Dalam SE tersebut diatur mengenai jam kerja reguler bagi ASN Provinsi Jakarta. Pada hari Senin sampai Kamis, jam kerja berlangsung dari pukul 08.00 hingga 15.00 WIB, dengan waktu istirahat selama 30 menit pada pukul 12.00-12.30 WIB. Sedangkan pada hari Jumat, jam kerja reguler diperpanjang hingga pukul 15.30 WIB, dengan waktu istirahat yang lebih lama yaitu dari pukul 11.30 hingga 12.30 WIB.
Untuk perangkat daerah atau unit kerja yang memberikan pelayanan langsung kepada masyarakat, ketentuan jam kerja berbeda karena harus beroperasi selama 24 jam penuh.

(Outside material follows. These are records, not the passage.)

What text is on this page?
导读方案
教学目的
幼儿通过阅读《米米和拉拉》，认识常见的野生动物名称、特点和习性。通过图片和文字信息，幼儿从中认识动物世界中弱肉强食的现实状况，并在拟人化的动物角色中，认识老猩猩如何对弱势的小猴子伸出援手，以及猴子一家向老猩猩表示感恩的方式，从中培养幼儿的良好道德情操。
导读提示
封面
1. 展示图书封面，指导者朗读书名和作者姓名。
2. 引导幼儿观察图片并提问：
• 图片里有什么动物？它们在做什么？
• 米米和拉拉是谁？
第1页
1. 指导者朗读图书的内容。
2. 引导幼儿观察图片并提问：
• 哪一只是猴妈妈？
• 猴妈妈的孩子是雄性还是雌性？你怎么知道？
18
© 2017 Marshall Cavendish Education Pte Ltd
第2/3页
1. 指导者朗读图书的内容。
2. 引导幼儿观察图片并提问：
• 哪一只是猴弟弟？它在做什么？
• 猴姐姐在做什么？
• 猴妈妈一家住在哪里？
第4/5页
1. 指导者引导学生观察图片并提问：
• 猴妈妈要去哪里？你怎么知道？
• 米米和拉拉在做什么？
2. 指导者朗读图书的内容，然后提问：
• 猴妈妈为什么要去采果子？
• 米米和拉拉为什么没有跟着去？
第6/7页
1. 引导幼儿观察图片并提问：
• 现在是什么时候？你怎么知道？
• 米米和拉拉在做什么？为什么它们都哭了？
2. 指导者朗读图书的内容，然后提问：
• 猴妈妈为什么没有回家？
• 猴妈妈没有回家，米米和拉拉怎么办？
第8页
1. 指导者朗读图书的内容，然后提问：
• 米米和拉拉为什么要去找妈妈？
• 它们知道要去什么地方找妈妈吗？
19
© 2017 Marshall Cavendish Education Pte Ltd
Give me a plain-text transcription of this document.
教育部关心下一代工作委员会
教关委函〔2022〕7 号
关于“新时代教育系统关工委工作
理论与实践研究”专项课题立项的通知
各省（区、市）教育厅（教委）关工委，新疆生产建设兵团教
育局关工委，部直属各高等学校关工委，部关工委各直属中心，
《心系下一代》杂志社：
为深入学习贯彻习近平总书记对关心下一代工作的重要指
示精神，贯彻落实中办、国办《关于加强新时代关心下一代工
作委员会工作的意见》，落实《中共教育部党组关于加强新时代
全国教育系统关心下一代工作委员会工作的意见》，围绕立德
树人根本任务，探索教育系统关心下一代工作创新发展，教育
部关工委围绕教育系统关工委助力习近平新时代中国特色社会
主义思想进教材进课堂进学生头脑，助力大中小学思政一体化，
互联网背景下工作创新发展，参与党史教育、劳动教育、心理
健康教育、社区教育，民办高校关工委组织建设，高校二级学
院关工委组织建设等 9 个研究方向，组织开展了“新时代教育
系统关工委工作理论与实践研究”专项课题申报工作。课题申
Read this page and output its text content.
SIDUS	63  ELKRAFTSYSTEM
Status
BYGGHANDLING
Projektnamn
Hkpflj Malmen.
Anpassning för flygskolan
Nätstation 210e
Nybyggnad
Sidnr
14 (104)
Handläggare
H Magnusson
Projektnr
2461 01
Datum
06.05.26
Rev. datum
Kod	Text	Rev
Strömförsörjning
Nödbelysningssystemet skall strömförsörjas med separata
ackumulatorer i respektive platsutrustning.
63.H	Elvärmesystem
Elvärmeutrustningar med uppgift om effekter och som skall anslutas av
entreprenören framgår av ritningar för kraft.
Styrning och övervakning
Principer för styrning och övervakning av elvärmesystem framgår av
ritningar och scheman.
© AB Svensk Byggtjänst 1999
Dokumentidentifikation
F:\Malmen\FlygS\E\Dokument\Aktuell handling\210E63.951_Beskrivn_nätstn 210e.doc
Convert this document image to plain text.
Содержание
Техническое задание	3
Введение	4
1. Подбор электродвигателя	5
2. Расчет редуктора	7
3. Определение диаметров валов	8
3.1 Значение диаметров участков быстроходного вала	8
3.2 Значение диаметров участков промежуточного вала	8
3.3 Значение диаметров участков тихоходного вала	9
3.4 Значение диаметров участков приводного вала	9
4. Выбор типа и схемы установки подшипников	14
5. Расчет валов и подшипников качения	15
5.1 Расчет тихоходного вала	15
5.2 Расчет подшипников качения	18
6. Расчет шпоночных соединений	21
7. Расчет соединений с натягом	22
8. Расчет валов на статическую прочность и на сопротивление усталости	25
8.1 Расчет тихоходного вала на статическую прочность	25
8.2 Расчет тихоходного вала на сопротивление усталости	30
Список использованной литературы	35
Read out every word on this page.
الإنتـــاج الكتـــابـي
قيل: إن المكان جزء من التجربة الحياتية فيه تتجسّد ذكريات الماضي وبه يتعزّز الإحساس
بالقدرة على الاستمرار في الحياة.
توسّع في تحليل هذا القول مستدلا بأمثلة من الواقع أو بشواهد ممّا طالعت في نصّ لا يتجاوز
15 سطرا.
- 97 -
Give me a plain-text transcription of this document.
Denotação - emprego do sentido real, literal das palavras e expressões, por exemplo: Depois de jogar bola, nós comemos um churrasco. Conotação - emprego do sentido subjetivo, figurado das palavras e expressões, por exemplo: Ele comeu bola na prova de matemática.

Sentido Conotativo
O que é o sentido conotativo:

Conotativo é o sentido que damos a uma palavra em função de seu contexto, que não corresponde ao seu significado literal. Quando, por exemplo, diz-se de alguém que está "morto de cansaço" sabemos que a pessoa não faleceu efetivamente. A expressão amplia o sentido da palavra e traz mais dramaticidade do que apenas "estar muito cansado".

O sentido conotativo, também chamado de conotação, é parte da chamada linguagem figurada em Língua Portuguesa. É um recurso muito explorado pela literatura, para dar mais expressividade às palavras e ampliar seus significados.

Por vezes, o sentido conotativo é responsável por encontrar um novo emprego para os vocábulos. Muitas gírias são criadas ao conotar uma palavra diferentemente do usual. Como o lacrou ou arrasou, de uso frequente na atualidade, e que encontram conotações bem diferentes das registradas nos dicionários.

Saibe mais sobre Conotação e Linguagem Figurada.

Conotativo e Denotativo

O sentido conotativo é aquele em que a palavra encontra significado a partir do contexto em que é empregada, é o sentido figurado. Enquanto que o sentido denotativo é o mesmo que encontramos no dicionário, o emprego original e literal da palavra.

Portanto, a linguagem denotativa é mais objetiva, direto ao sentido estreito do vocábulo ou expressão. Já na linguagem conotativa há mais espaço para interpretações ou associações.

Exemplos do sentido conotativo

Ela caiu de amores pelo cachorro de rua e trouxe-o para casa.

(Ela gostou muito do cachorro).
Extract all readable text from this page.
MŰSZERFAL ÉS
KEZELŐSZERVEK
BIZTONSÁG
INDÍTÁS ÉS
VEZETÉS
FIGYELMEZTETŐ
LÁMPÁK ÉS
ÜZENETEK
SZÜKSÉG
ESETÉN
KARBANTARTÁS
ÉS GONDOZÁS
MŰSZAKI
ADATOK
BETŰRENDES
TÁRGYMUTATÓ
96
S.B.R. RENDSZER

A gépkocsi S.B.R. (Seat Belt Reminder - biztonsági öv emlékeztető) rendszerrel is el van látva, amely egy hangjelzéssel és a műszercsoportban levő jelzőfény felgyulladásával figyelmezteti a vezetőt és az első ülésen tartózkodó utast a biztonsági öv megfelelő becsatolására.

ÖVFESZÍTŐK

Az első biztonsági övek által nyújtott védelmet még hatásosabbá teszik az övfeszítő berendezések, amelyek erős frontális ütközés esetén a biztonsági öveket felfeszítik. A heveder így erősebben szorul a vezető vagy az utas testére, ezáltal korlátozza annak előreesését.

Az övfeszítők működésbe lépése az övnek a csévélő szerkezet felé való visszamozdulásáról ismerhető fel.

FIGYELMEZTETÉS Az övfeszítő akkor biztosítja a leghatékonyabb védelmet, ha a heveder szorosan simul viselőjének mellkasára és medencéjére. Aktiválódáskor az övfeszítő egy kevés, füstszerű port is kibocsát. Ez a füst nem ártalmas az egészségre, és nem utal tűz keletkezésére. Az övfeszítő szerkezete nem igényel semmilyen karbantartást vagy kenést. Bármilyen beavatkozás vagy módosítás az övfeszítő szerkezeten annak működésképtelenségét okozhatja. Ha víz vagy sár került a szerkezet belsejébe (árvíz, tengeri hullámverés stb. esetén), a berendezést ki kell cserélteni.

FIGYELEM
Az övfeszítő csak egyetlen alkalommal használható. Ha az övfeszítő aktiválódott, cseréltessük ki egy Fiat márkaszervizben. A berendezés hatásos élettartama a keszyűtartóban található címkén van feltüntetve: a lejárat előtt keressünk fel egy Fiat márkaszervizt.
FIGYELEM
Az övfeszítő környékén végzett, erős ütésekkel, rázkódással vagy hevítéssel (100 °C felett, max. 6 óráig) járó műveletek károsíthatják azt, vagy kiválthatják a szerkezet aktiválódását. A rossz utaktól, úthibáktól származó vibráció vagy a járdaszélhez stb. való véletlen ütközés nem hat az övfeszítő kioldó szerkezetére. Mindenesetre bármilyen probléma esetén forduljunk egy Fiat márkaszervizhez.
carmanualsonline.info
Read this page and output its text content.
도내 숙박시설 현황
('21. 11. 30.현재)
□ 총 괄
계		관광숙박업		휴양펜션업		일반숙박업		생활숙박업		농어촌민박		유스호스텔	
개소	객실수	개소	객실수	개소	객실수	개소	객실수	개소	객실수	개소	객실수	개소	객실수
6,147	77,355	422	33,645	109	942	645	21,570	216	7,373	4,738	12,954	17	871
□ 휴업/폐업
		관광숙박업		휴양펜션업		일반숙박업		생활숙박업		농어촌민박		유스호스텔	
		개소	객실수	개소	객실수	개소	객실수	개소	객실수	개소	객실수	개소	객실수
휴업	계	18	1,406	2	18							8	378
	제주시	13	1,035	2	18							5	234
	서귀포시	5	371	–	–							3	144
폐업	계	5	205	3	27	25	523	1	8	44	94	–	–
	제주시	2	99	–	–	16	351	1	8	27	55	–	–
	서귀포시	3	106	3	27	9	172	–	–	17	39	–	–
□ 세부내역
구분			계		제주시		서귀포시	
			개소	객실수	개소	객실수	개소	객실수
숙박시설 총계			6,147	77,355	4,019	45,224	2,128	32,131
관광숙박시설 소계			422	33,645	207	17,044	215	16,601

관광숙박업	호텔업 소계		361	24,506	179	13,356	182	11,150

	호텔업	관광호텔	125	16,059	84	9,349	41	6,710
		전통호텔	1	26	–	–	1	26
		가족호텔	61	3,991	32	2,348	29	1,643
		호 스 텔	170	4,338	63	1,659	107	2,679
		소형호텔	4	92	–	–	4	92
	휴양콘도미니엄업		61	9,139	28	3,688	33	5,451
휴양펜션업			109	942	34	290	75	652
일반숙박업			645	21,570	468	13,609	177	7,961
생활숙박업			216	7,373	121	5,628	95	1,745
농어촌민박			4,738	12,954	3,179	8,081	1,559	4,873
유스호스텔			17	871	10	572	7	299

Selain itu, SE juga mengatur mengenai fleksibilitas jam kerja (flexible working hour/FWA) bagi ASN. Pegawai diperbolehkan bekerja secara fleksibel dengan beberapa ketentuan, yaitu apabila tugasnya tidak menyangkut pelayanan masyarakat yang tidak dapat dilakukan melalui aplikasi resmi perangkat daerah, serta tidak sedang menangani tugas kedinasan yang bersifat mendesak.
Baca juga : Gubenur Pramono Anung Instruksikan Tindakan Tegas Terhadap Konvoi Liar dan Sweeping Selama Ramadhan 2026
Bagi ASN yang menggunakan FWA, diberikan kelonggaran waktu masuk antara 60 menit sebelum jam masuk reguler atau paling lama 60 menit setelahnya. Jam pulang kerja akan disesuaikan secara proporsional, dengan jumlah akumulasi jam kerja harian sebanyak 6,5 jam di luar waktu istirahat.
Pemprov Jakarta juga mengamanatkan kepada para kepala perangkat daerah dan biro untuk mengoptimalkan peran atasan langsung dalam memastikan pelaksanaan tugas berjalan dengan baik. Tujuan utamanya adalah agar kualitas pelayanan kepada masyarakat tetap efektif, efisien, dan akuntabel.
Surat Edaran ini mulai berlaku sejak tanggal 1 Ramadan 1447 H, dengan acuan pada Keputusan Menteri Agama mengenai penentuan tanggal awal bulan Ramadhan.